薄井憲二バレエ・コレクションの総数は約6,500点にのぼり、個人が収集したものとしては世界でも有数の規模を誇っています。1930年代から収集されたこのコレクションは、バレエの始まりから現代までを広くカバーするバレエ史上きわめて貴重なコレクションといえます。
コレクションは大きく4つのテーマを柱としています。

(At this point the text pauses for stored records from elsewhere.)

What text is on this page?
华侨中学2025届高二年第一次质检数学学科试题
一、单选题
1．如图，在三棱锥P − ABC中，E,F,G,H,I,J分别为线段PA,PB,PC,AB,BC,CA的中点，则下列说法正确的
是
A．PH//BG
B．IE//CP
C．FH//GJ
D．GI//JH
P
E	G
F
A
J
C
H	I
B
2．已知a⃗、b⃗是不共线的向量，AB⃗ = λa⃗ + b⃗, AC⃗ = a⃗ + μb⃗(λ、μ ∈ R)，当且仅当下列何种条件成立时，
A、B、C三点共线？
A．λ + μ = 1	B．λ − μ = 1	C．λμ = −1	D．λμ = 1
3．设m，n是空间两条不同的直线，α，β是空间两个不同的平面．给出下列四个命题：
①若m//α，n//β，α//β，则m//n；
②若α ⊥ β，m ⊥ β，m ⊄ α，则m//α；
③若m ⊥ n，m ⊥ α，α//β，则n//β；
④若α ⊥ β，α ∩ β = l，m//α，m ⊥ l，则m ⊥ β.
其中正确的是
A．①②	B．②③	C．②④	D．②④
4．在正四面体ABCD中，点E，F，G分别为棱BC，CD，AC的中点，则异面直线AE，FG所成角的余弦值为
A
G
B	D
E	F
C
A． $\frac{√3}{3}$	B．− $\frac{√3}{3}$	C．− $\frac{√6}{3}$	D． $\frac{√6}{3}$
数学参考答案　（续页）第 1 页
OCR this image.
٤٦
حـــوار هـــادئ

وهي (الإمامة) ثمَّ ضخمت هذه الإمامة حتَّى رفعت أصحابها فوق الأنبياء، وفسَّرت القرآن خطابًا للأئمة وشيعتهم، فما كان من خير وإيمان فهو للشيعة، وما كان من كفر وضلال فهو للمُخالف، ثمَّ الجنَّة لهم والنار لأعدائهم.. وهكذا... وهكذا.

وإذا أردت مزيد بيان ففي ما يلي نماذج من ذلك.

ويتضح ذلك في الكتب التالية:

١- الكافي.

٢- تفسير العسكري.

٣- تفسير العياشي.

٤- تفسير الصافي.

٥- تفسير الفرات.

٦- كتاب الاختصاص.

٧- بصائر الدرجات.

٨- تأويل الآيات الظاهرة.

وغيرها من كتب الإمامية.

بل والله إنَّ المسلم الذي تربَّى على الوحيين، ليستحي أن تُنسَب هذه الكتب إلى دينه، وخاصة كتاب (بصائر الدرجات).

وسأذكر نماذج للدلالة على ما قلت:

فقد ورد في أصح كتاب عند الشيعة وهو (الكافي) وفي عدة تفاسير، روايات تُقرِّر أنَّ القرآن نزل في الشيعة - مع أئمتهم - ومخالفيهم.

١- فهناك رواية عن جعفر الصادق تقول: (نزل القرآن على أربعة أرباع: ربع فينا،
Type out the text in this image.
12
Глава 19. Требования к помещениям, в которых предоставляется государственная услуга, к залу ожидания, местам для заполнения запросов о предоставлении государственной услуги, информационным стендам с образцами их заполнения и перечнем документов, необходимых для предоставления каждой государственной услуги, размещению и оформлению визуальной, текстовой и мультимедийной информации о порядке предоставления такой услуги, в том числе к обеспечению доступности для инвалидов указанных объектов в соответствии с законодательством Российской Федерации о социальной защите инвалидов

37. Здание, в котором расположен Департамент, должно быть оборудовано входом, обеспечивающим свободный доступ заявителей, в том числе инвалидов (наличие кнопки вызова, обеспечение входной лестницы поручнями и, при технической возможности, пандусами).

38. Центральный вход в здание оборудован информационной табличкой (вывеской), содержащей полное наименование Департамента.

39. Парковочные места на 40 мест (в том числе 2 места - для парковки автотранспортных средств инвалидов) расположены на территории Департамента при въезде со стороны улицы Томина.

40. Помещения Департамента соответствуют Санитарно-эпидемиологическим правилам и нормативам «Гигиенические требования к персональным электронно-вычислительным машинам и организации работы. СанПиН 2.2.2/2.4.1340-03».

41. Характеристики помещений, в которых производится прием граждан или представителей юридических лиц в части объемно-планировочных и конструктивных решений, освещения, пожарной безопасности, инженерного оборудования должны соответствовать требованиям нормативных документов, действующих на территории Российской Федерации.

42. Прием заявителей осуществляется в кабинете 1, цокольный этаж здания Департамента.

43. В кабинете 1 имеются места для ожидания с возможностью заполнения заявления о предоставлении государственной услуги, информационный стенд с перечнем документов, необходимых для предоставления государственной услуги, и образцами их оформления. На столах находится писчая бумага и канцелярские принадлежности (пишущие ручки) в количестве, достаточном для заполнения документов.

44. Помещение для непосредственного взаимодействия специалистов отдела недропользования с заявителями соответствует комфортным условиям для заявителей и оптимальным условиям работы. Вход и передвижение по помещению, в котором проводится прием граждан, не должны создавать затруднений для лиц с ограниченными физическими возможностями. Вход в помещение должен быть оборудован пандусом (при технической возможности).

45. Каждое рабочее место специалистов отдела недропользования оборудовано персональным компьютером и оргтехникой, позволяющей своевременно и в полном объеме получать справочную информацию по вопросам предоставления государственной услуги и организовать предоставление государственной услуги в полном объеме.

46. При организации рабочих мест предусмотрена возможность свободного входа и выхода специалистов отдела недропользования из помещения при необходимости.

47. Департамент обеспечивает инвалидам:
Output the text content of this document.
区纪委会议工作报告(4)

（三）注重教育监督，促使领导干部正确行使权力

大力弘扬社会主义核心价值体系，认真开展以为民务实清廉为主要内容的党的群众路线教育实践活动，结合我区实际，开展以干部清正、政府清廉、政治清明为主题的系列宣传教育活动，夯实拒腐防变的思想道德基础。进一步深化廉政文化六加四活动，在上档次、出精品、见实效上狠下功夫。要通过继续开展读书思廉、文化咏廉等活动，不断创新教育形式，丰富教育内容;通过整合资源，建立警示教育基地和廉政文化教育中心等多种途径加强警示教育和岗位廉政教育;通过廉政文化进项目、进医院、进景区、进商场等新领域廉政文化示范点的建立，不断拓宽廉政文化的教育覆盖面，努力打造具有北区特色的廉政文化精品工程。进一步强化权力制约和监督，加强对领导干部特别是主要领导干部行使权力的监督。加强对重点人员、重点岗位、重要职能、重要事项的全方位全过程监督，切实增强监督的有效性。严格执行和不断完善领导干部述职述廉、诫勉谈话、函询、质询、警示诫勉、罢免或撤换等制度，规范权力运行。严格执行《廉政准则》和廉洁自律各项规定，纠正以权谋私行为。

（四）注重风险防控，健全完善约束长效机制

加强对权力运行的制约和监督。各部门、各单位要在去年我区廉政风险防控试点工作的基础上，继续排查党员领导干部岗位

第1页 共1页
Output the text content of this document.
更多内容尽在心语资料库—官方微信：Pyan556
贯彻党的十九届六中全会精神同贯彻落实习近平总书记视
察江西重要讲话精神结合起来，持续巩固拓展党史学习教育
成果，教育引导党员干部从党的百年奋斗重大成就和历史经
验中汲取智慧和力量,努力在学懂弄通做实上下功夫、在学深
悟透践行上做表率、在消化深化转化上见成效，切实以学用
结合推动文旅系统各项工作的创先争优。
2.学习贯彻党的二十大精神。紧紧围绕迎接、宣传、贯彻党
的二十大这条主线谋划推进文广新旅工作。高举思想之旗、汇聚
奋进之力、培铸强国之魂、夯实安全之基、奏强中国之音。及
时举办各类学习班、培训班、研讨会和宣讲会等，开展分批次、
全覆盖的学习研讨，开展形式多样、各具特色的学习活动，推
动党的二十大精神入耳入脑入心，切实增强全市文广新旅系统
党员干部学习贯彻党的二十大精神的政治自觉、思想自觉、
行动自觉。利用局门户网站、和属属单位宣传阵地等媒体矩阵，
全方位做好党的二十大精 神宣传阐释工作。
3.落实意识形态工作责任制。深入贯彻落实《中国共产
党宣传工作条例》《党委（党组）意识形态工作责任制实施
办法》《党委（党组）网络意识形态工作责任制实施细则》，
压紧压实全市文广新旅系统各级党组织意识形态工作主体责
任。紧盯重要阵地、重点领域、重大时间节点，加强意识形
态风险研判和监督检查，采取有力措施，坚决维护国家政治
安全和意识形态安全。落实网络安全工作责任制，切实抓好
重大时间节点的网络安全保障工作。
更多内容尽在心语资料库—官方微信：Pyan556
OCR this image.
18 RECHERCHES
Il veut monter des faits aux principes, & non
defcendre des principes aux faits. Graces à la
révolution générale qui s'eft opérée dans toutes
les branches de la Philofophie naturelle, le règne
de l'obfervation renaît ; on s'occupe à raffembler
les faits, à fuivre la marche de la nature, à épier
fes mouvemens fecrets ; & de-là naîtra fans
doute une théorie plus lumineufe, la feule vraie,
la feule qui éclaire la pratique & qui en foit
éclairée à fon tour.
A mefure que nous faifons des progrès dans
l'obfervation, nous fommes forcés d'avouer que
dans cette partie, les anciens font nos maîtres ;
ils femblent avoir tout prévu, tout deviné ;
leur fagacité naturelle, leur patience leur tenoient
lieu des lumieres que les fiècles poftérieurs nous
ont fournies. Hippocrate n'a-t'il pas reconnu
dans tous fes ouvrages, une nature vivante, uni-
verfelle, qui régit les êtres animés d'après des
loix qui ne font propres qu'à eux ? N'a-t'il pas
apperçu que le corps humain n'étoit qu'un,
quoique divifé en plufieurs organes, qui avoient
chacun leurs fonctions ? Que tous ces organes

バレエの黄金期である《ロマンティック・バレエ》、《ロシアのバレエ》、現代バレエの礎ともいえる《バレエ・リュス》とそれに続く《バレエ・リュス・ド・モンテカルロ》の時代です。
コレクションの中には、ダンサーたちの自筆の手紙やメモといったまさに世界で唯一のものから、当時の劇場の息づかいを伝える豪華、時にシンプルな装丁で、資料性の非常に高い公演当日の公式プログラム、美術的価値も高く目にも鮮やかなリトグラフや絵画、ポスターなどが数多く含まれ、書籍、雑誌といった文献資料は2000冊を超えています。
兵庫県立芸術文化センターでは常設展と企画展という形で年間を通じてコレクションをご覧いただける機会を設けています。
東京都出身(1924〜2017)。バレエダンサー・振付家・舞踊評論家・舞踊史研究家・日本バレエ協会前会長・ロシア国立ボリショイ・バレエ・アカデミー名誉教授。学生時代に蘆原英了氏に見出され、18歳で東勇作氏に師事しバレエ・ダンサーとしての初舞台を踏む。東京大学経済学部在学中に軍隊に入隊しハルピンへ。終戦後4年間のシベリア抑留を経て帰国し、ただちに東勇作バレエ団に復帰。その後ヴィタリー・オシンズ、アレクセイ・ヴァルラーモフにも師事して本格的にバレエに取り組む。以後古典、創作バレエなどの分野で活躍、テレビにも度々出演。1957年には自らバレエ団を組織しダンサーとして公演、松山バレエ団とともに中国公演も行っている。
また世界三大バレエコンクール(モスクワ、ヴァルナ、ジャクソン)などの多くの国際バレエコンクールの審査員を歴任、同時に舞踊史研究家としても有名で著書・訳書も数多い。1987年橘秋子賞、1994年兵庫県文化功労賞、1995年蘆原英了賞、2003年兵庫県文化賞、2016年踊りの魂賞(ロシア)など受賞。